Nicholas J of the Federal Court in Kassem gave all three arguments short shrift –
- His Honour was satisfied that the payments were made by or on behalf of Mortlake using moneys borrowed by Mortlake from Antqip and advanced to the Commissioner in accordance with Mortlake’s directions. Hence Mortlake and the Commissioner were “parties to the transaction”. [At 23-27, 36]
- Mortlake borrowed from one creditor to pay another. The payments to the Commissioner made possible by that new borrowing were applied towards a pre-existing debt. Thus there was no enlargement or enhancement of the pool of assets available to satisfy the claims of Mortlake’s other unsecured creditors. It is clear the Commissioner would not have received $70,000 by way of dividend in respect of the superannuation charge debt if he had proved for it in the winding up instead of accepting the impugned payments as he did. It follows that he has received an unfair preference. [At 42-46]
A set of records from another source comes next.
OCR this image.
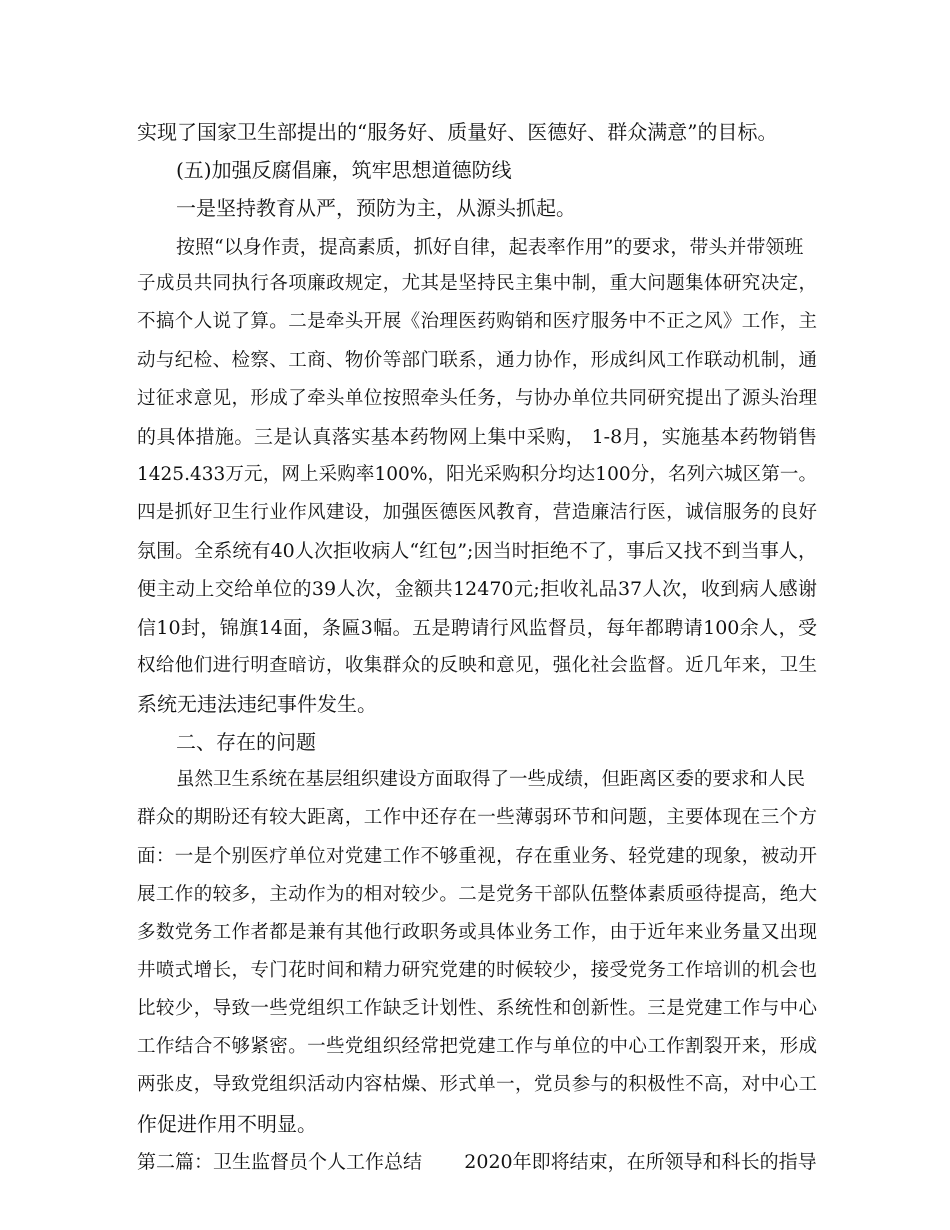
实现了国家卫生部提出的“服务好、质量好、医德好、群众满意”的目标。

(五)加强反腐倡廉，筑牢思想道德防线

一是坚持教育从严，预防为主，从源头抓起。

按照“以身作责，提高素质，抓好自律，起表率作用”的要求，带头并带领班

子成员共同执行各项廉政规定，尤其是坚持民主集中制，重大问题集体研究决定，

不搞个人说了算。二是牵头开展《治理医药购销和医疗服务中不正之风》工作，主

动与纪检、检察、工商、物价等部门联系，通力协作，形成纠风工作联动机制，通

过征求意见，形成了牵头单位按照牵头任务，与协办单位共同研究提出了源头治理

的具体措施。三是认真落实基本药物网上集中采购， 1-8月，实施基本药物销售

1425.433万元，网上采购率100%，阳光采购积分均达100分，名列六城区第一。

四是抓好卫生行业作风建设，加强医德医风教育，营造廉洁行医，诚信服务的良好

氛围。全系统有40人次拒收病人“红包”;因当时拒绝不了，事后又找不到当事人，

便主动上交给单位的39人次，金额共12470元;拒收礼品37人次，收到病人感谢

信10封，锦旗14面，条匾3幅。五是聘请行风监督员，每年都聘请100余人，受

权给他们进行明查暗访，收集群众的反映和意见，强化社会监督。近几年来，卫生

系统无违法违纪事件发生。

二、存在的问题

虽然卫生系统在基层组织建设方面取得了一些成绩，但距离区委的要求和人民

群众的期盼还有较大距离，工作中还存在一些薄弱环节和问题，主要体现在三个方

面：一是个别医疗单位对党建工作不够重视，存在重业务、轻党建的现象，被动开

展工作的较多，主动作为的相对较少。二是党务干部队伍整体素质亟待提高，绝大

多数党务工作者都是兼有其他行政职务或具体业务工作，由于近年来业务量又出现

井喷式增长，专门花时间和精力研究党建的时候较少，接受党务工作培训的机会也

比较少，导致一些党组织工作缺乏计划性、系统性和创新性。三是党建工作与中心

工作结合不够紧密。一些党组织经常把党建工作与单位的中心工作割裂开来，形成

两张皮，导致党组织活动内容枯燥、形式单一，党员参与的积极性不高，对中心工

作促进作用不明显。

第二篇：卫生监督员个人工作总结       2020年即将结束，在所领导和科长的指导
- The SCG argument failed also, on the basis that the priority the Commissioner claimed it would have would not obtain in the circumstances of this case. The Court must assess the unsecured creditor’s likelihood of recovery in the context of the actual winding up that eventuated, rather than a hypothetical winding up postulated to take place at the time of the impugned transaction. The evidence established that even as a priority creditor there was little prospect of the Commissioner receiving any dividend at all in the winding up of Mortlake. Therefore, contrary to the Commissioner’s argument on this too, he has received money which he would not receive if instead he was to prove for that amount in the winding up of Mortlake. It followed, so held Nicholas J, that he had received an unfair preference. [At 36-41, 45-47]
I refer to the last argument raised by the Commissioner. As noted above, the argument was that the money received was applied to the Superannuation Guarantee Charge debt (a priority payment under s 556 of the Act). As there were no other unsecured creditors of equal or higher priority, the Commissioner received no “unfair” preference, as he would have been accorded priority over the other unsecured creditors in any event. The Court rejected that argument on the basis given above, but at [47] his Honour noted that it was “unnecessary for [him] to consider whether or not the Commissioner would have been entitled to the priority he claimed to be entitled to under s 556(1)(e)”.
I query whether his Honour there was referring to the merit of the legal argument, or alluding to whether the Commissioner would have been entitled to the claimed priority, given the fact that the ATO had first credited the payments to the integrated client or Running Balance Account, and subsequently reversed that and reallocated the payment to the Superannuation Guarantee Account. I suggest it would seem extraordinary if the ATO could rely upon that reallocation, as it sought to do here, to escape the operation of Part 5.7B of the Act. It would mean that the ATO could simply reallocate payments it had previously received to pay off PAYG or GST liabilities to taxpayers’ SGC accounts, or allocate them to a different liability to that for which they were paid by or for the taxpayer, thereby circumventing any later claims for repayment by a liquidator.
This case does not involve a large amount of money, but it does involve arguments the Commissioner may want to test further. It will be interesting to see if the decision is appealed.